The door swings wide, and a guard says, “Your Majesty, Master Quint would like—”

“No,” says Harristan. His eyes still haven’t left mine.

“Oh, let him in,” I say.

My brother sighs and glances at the doorway. “You have ten minutes, Quint.”

Quint was bouncing outside the door like an eager puppy, documents and folios clutched to his chest, but now he comes bustling through. His jacket is unbuttoned, his hair unruly. He never bothered with a shave this morning, so his pale jaw is dusted with red. “I only need nine.”

“I’m counting.”

Quint sets down his materials and launches into a litany of issues in the palace, from a shortage of straw bedding for the royal cattle requiring a decision on whether to substitute wood shavings, to a disagreement among the kitchen staff about whether Harristan prefers ivory tablecloths trimmed in green or burgundy tablecloths trimmed in gray. My brother casts me a withering glance when Quint shifts into a request from the Royal Sector to ring the dawn bells at two hours past dawn so people aren’t woken so early.

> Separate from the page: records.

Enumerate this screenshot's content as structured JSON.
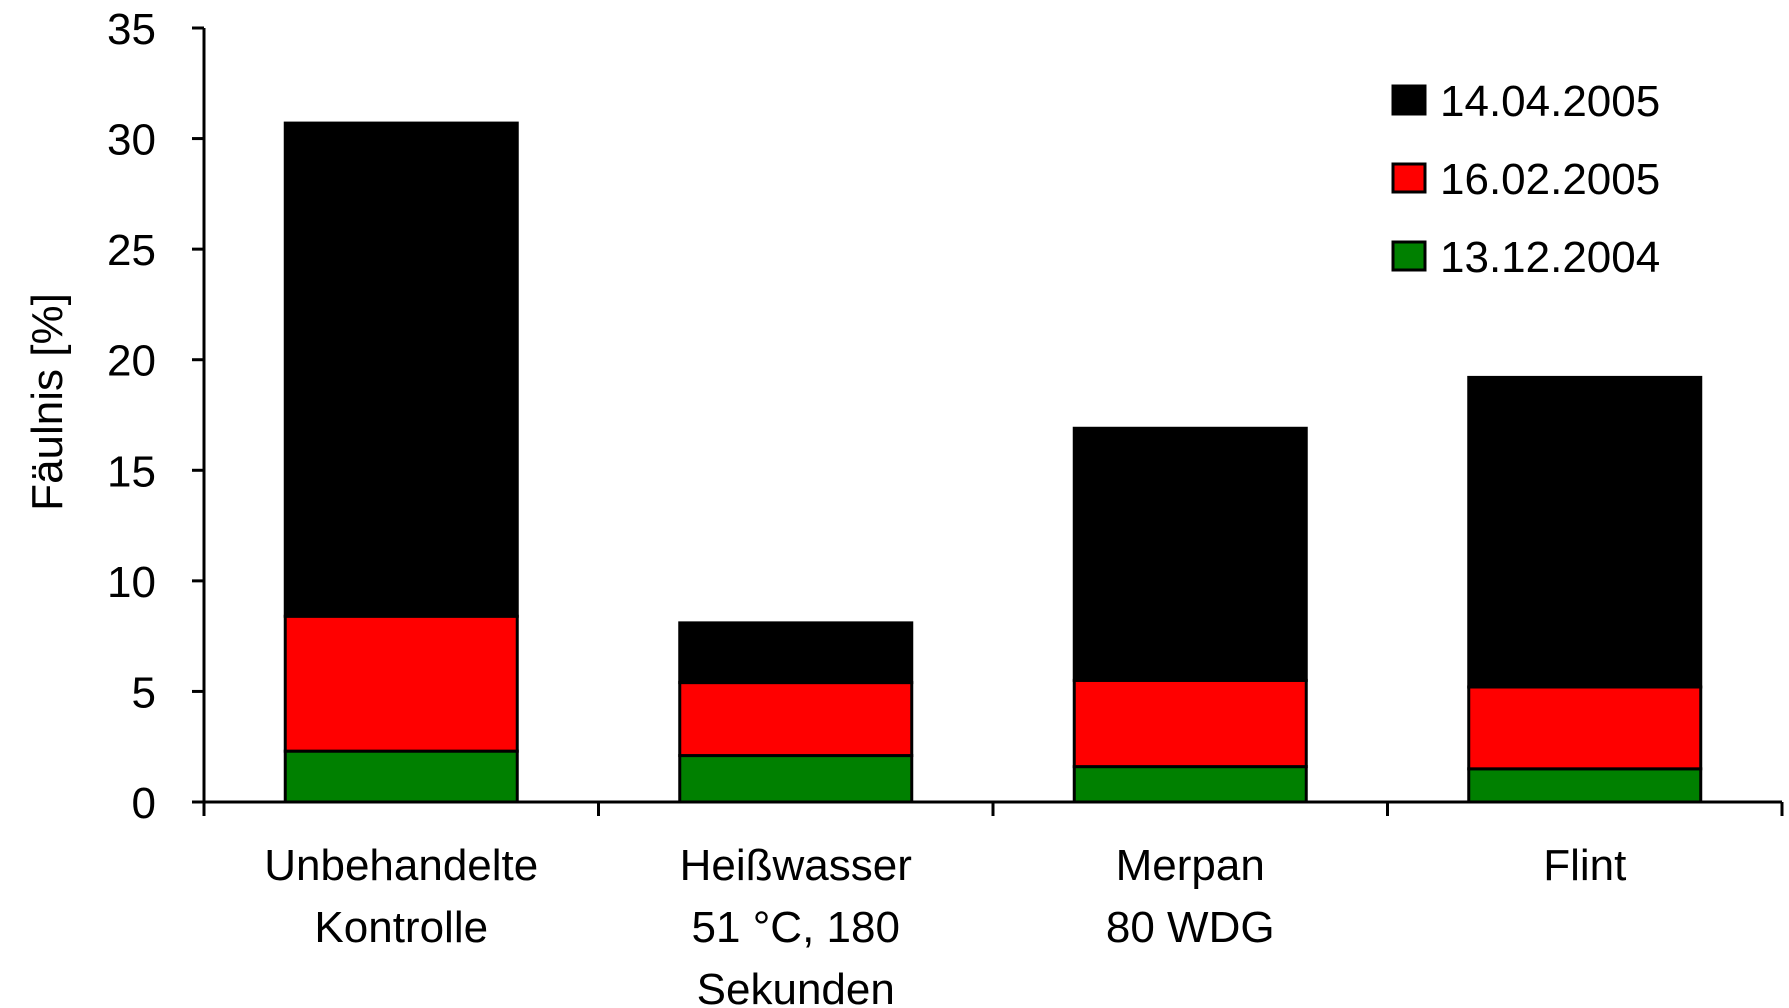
{
  "chart_data": {
    "type": "bar",
    "stacked": true,
    "title": "",
    "xlabel": "",
    "ylabel": "Fäulnis [%]",
    "ylim": [
      0,
      35
    ],
    "yticks": [
      "0",
      "5",
      "10",
      "15",
      "20",
      "25",
      "30",
      "35"
    ],
    "grid": false,
    "legend_position": "top-right",
    "categories": [
      [
        "Unbehandelte",
        "Kontrolle"
      ],
      [
        "Heißwasser",
        "51 °C, 180",
        "Sekunden"
      ],
      [
        "Merpan",
        "80 WDG"
      ],
      [
        "Flint"
      ]
    ],
    "series": [
      {
        "name": "13.12.2004",
        "color": "#008000",
        "values": [
          2.3,
          2.1,
          1.6,
          1.5
        ]
      },
      {
        "name": "16.02.2005",
        "color": "#ff0000",
        "values": [
          6.1,
          3.3,
          3.9,
          3.7
        ]
      },
      {
        "name": "14.04.2005",
        "color": "#000000",
        "values": [
          22.3,
          2.7,
          11.4,
          14.0
        ]
      }
    ],
    "legend_order": [
      "14.04.2005",
      "16.02.2005",
      "13.12.2004"
    ]
  }
}
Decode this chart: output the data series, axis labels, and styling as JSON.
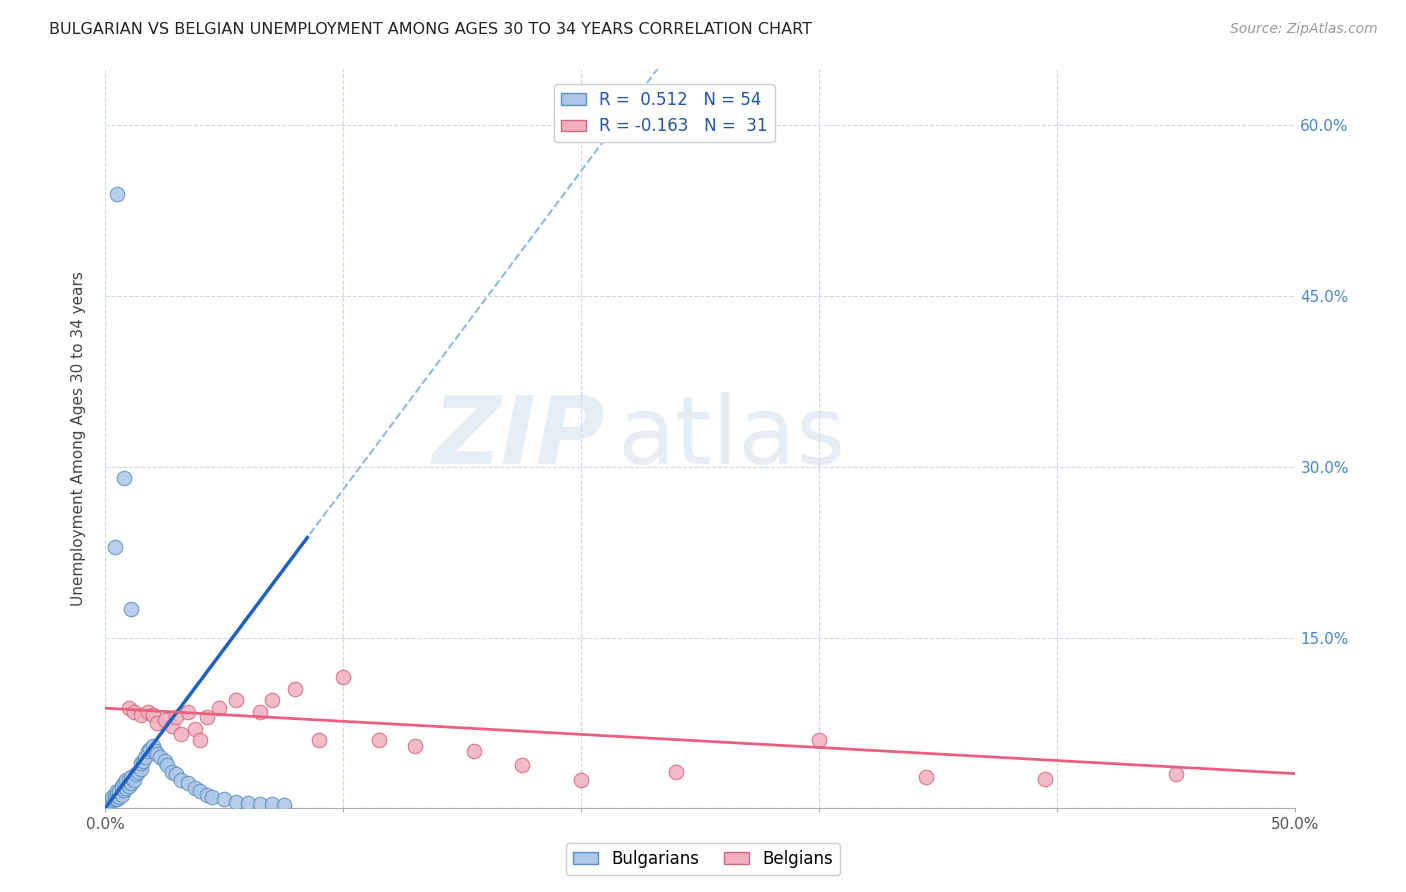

“Could they really be called dawn bells, then?” I say.

Harristan sighs. “I feel rather certain we’ve passed nine minutes.”

“It’s hardly been eight and a half,” I say. I really have no idea.

Quint makes a note on his papers. “I do still need to address the matter of pardon requests we’ve received this morning.”

Harristan waves a hand. “You’re done, Quint. Draft the usual response.”

“But—”

“Out.”

“I’ll just leave them with you, then.” Quint shoves most of the paperwork he was carrying toward the center of the table, then turns for the door.

“Wait!” says Harristan. “Leave what with me?”

I lean forward and take the top piece of paper from the pile. It’s scribbled and unsigned, but requests can be made at the palace gates by any citizen.